真丝把他的身体轮廓完完全全地展露了出来。
包括他的……
超大号保温杯。
这种半遮半掩的冷欲,比直接脱光了站在她面前,还要令人目眩神迷。偏偏他的那双眼睛带着潮湿和雾气,眸光泠泠,不染狎昵。像是破碎的名贵瓷器。
这就是所谓的天使的面庞,魔鬼的身材吗?她可以认为他这是在勾.引她吗?可以吗?沈郁棠怔怔站在原地,有那么一瞬,她甚至忘了自己也没撑伞。伞和灯还落在一旁的积水中,灯火在雨里昏沉摇晃。她身上的真丝睡袍也早已淋湿,贴着肌肤,几乎透明。雨水顺着锁骨往下淌,将她的身形勾勒得一清二楚。
如薄雾初现的白玉雕塑。
她没说话,劳伦斯也没有。
他们隔着一步的距离,站在夜色与风雨之中,静默对望。
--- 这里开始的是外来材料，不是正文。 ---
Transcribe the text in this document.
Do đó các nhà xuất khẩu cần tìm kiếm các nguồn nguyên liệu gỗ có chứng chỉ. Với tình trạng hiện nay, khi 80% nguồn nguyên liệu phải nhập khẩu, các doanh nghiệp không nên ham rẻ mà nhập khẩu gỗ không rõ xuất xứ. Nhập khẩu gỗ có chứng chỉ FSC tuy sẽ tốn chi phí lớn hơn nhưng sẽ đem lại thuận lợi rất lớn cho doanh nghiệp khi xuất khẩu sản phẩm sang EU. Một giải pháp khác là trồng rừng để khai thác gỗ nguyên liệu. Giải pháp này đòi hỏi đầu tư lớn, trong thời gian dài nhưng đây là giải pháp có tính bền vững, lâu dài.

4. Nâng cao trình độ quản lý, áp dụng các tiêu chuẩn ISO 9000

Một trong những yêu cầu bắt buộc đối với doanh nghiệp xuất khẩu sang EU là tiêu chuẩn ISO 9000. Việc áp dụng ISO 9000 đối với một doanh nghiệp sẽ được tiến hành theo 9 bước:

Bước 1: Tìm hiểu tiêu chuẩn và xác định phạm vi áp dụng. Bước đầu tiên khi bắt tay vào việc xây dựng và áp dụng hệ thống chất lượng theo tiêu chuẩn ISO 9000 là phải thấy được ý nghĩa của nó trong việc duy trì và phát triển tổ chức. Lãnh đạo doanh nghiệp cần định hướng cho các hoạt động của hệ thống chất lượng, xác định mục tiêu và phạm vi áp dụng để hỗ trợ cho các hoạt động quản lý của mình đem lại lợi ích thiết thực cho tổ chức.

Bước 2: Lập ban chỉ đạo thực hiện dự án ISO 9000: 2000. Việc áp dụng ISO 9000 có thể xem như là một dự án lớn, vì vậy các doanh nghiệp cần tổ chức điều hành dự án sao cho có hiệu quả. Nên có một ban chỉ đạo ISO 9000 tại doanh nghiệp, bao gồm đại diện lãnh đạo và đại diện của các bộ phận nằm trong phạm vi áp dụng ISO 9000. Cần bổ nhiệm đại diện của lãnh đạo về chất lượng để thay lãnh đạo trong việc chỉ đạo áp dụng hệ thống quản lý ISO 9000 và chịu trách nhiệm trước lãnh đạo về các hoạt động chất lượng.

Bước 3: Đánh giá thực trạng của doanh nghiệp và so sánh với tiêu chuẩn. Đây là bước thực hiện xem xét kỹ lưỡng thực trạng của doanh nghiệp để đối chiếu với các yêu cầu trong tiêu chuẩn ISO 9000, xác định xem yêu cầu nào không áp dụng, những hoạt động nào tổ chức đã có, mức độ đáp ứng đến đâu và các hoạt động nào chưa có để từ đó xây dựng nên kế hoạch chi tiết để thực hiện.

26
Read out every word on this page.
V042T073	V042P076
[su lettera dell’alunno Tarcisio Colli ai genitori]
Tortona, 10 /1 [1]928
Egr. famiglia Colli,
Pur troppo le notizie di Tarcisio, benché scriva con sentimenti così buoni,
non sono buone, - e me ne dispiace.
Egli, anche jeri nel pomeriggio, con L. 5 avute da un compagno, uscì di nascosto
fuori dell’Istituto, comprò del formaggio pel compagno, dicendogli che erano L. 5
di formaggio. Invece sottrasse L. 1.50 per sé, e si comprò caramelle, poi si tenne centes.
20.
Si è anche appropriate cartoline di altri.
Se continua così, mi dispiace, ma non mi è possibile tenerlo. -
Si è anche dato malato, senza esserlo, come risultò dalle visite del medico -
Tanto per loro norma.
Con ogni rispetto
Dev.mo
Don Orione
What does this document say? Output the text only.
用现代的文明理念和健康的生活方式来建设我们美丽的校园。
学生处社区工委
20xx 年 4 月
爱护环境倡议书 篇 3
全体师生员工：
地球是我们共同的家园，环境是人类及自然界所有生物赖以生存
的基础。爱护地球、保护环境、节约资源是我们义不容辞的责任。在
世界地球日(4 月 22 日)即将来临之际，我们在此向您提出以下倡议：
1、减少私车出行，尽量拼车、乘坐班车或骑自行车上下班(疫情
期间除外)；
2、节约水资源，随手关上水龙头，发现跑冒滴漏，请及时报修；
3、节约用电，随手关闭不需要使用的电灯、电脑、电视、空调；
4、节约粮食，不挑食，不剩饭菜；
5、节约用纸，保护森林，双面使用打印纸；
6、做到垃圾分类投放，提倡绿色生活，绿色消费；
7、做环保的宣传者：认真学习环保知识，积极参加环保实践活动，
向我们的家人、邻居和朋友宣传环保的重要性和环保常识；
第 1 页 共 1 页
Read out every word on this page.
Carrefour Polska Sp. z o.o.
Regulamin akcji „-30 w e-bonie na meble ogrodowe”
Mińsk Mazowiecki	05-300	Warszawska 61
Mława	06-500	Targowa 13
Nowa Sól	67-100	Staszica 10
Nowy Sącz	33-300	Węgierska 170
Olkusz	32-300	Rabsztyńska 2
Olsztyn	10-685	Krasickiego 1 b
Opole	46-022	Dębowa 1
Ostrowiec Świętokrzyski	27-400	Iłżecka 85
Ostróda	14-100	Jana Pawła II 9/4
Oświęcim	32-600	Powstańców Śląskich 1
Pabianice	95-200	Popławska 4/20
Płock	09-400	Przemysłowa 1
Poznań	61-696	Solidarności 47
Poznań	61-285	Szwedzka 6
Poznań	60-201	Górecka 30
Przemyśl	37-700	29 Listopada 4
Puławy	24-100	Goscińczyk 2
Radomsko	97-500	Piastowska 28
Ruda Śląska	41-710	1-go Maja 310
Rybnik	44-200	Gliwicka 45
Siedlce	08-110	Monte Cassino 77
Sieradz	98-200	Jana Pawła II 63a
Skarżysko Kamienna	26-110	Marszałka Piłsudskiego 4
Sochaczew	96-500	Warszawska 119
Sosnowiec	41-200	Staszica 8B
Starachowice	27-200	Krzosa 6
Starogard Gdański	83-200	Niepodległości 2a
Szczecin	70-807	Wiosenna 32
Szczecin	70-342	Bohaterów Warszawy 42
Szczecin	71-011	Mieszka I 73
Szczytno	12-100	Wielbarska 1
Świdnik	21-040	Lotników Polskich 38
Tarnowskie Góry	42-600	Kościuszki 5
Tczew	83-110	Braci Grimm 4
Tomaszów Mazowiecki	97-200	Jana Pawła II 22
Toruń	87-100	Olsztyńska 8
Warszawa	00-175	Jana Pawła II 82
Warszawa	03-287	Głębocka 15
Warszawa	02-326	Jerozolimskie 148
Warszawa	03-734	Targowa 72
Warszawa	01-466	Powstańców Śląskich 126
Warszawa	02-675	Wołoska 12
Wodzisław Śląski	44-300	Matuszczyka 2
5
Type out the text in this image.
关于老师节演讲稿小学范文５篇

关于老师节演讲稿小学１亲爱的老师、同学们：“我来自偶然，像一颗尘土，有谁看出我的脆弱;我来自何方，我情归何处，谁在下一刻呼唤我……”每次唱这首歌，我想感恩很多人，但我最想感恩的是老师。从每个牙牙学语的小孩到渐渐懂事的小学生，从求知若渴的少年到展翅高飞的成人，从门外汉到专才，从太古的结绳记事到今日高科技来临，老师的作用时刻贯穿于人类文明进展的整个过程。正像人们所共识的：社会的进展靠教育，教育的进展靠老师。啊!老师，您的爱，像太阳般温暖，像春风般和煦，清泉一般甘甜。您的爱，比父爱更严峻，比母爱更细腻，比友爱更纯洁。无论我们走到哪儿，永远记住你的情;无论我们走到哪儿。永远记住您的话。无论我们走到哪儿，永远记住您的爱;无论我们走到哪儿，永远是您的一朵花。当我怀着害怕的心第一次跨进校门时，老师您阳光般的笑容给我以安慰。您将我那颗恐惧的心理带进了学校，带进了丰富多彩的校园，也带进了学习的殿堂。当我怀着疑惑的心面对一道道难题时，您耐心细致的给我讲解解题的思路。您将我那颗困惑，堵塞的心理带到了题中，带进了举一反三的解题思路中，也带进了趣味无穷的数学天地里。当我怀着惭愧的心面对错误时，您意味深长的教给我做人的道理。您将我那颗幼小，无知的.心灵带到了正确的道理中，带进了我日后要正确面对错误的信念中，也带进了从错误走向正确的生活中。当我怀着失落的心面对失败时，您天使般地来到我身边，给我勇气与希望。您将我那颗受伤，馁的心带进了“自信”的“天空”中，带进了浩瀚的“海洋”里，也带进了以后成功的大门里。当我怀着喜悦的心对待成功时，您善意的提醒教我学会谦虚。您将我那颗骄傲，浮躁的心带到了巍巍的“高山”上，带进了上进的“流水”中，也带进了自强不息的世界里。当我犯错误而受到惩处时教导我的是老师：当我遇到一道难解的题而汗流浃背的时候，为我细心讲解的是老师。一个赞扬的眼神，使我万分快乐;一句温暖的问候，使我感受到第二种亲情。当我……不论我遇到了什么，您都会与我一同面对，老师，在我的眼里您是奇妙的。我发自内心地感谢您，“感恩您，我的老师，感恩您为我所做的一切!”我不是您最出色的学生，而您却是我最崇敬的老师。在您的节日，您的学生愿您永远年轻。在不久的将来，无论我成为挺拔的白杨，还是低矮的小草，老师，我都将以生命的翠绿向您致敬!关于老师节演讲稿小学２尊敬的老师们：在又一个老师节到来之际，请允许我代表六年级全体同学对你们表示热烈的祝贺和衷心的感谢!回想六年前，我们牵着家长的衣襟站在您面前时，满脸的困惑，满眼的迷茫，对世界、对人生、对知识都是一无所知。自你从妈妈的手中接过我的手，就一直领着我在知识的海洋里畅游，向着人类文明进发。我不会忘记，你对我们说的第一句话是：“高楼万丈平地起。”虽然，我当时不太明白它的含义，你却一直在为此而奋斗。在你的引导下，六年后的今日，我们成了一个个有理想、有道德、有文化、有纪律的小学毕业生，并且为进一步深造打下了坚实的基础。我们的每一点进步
以及彼此的,
欲盖弥彰的身体。
雨声喧哗,风从他们之间穿过,却没有打散这段阗寂。不知过了多久,直到怀里的小猫发出两声哼唧。那点微弱的声音才将两人从静止状态中拉扯了回来。劳伦斯低头看了眼怀里的小猫,将它往沈郁棠怀里一递,声音很低:“你先抱好,我来打伞。先把它带回去。”她这才像从迷雾中苏醒,怔怔伸手接过,指尖擦过他冰冷的掌骨,像触电似的。
一颤。
猫是只小黑猫,轻得像一片羽毛。浑身的毛全都打湿了,只有两只眼睛是亮的。
也不知道劳伦斯到底在雨里找了多久,才把这么小一只小黑猫找到。沈郁棠低头,小心地将小猫贴紧自己胸口,轻轻护住它的头,用自己的体温尽量去温暖它。
劳伦斯弯身捡起地上的灯和伞,撑开伞走到她身侧,将伞斜斜地朝她这边倾过去些。
雨声大到遮住了脚步声。
他们没有再说话,只默契地沉默着往城堡的方向走去。伞下两人靠得很近,肩膀轻轻碰着彼此。雨滴从伞沿滴落,在他们身边砸出一串连绵的水花。
回到城堡,沈郁棠还没缓过神,抬头看向劳伦斯,低声问:“那现在怎么办?”
劳伦斯没回头,只简短地说:“跟我来。”她迟疑了一秒,就跟上了他的脚步。
劳伦斯的房间在二楼西侧,是一套独立套房。前面是书房与起居区,推开另一道门才是卧室。与沈郁棠住的那间风格大不相同,这间套房冷调极简,像他的气质。克己复礼、寸寸分明。
书房与卧室之间的门没关,卧室敞开着,壁灯透出晦暖的底色。沈郁棠的目光几乎是无意识地落向正前方。他的床上。
床有些凌乱,靠近床头的那一侧被子被掀起一角,露出一小截褶皱的床单。线条压得极深,隐约能看出那是一个人的躺痕。从肩部延伸至腿部,横贯在中央,如同一道沉默而炽热的印记。上面,仿佛还残留着他的体温。
空气里有股若有若无的香气慢慢渗出来。是劳伦斯身上的味道。在不动声色中唤起不安分的躁意。
咔哒一一
套房外的门被关上。
沈郁棠心口猛地一跳,视线下意识从他的床抽开,缓缓转头。劳伦斯正站在门口。
手还停留在门把上,却没有下一步动作。
在半明半暗的光线之中,沉静地凝视她。
那双灰蓝色的眼睛,在暖光映照下颜色极淡,犹如冰层之下的潮水,深不见底。
冷白的皮肤,薄唇泛着水汽般的红。
黑色丝质睡袍拖至脚踝,整个人像夜色里勾勒出的幻影。像藏在暗处的血族。
引诱她走近,引诱她放松,再一口咬住她的脖子,将她的血液一滴不剩地吮干。
她是不小心踏入陷阱,主动献祭自己的猎物。整个房间只剩下他们两个人一一还有怀里这一只正在打颤的小猫。门外的雨声被隔绝,屋内很静。